For many, Dylan Thomas is one of the most significant British poets of the modern age. Indeed, the quotation with which this overview begins suggests how aware Thomas was of how poetry at its best could reflect on, and interpret, what it means to be alive. Let’s not underestimate, either, the impact on Thomas of having lived through World War Two. It has often been said that in the years after its end he attempted to explore the relationships between innocence and experience.
In the resources that the British Council are producing throughout 2014, which will include lesson plans and a series of short films, we are celebrating Dylan Thomas’ creative contribution to British cultural life and also to the global affection for the poetic voice. For those who think poetry is without a place in our contemporary world, Dylan Thomas’ work suggests otherwise.
For students exploring the English language in both written and spoken forms, we are sure that the work of Dylan Thomas, whilst sometimes challenging, will provide useful material to explore and use as a starting place for your own creative endeavours.
When Thomas died in 1953 he had become a literary celebrity.
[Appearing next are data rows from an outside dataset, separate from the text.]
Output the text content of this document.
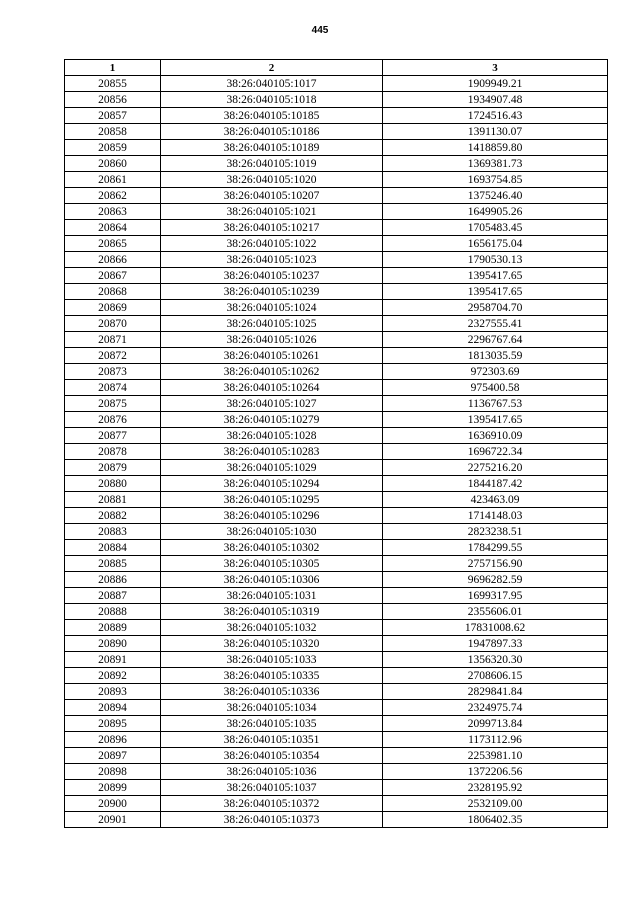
445
1	2	3
20855	38:26:040105:1017	1909949.21
20856	38:26:040105:1018	1934907.48
20857	38:26:040105:10185	1724516.43
20858	38:26:040105:10186	1391130.07
20859	38:26:040105:10189	1418859.80
20860	38:26:040105:1019	1369381.73
20861	38:26:040105:1020	1693754.85
20862	38:26:040105:10207	1375246.40
20863	38:26:040105:1021	1649905.26
20864	38:26:040105:10217	1705483.45
20865	38:26:040105:1022	1656175.04
20866	38:26:040105:1023	1790530.13
20867	38:26:040105:10237	1395417.65
20868	38:26:040105:10239	1395417.65
20869	38:26:040105:1024	2958704.70
20870	38:26:040105:1025	2327555.41
20871	38:26:040105:1026	2296767.64
20872	38:26:040105:10261	1813035.59
20873	38:26:040105:10262	972303.69
20874	38:26:040105:10264	975400.58
20875	38:26:040105:1027	1136767.53
20876	38:26:040105:10279	1395417.65
20877	38:26:040105:1028	1636910.09
20878	38:26:040105:10283	1696722.34
20879	38:26:040105:1029	2275216.20
20880	38:26:040105:10294	1844187.42
20881	38:26:040105:10295	423463.09
20882	38:26:040105:10296	1714148.03
20883	38:26:040105:1030	2823238.51
20884	38:26:040105:10302	1784299.55
20885	38:26:040105:10305	2757156.90
20886	38:26:040105:10306	9696282.59
20887	38:26:040105:1031	1699317.95
20888	38:26:040105:10319	2355606.01
20889	38:26:040105:1032	17831008.62
20890	38:26:040105:10320	1947897.33
20891	38:26:040105:1033	1356320.30
20892	38:26:040105:10335	2708606.15
20893	38:26:040105:10336	2829841.84
20894	38:26:040105:1034	2324975.74
20895	38:26:040105:1035	2099713.84
20896	38:26:040105:10351	1173112.96
20897	38:26:040105:10354	2253981.10
20898	38:26:040105:1036	1372206.56
20899	38:26:040105:1037	2328195.92
20900	38:26:040105:10372	2532109.00
20901	38:26:040105:10373	1806402.35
In the wake of his death, his celebrity has sustained itself and now, in his birth centenary year, we can honour the dynamic, inventive and resonant ways in which he wrote.
Dylan Thomas took the very local and very specific and made it universal. Across all of the forms that Dylan Thomas mastered, the literary landscape was made all the richer by his creative exploration of subjects that he returned to throughout his career: memory, childhood and place. He wrote about the ways in which we belong to each other and to the place that we call ‘home’.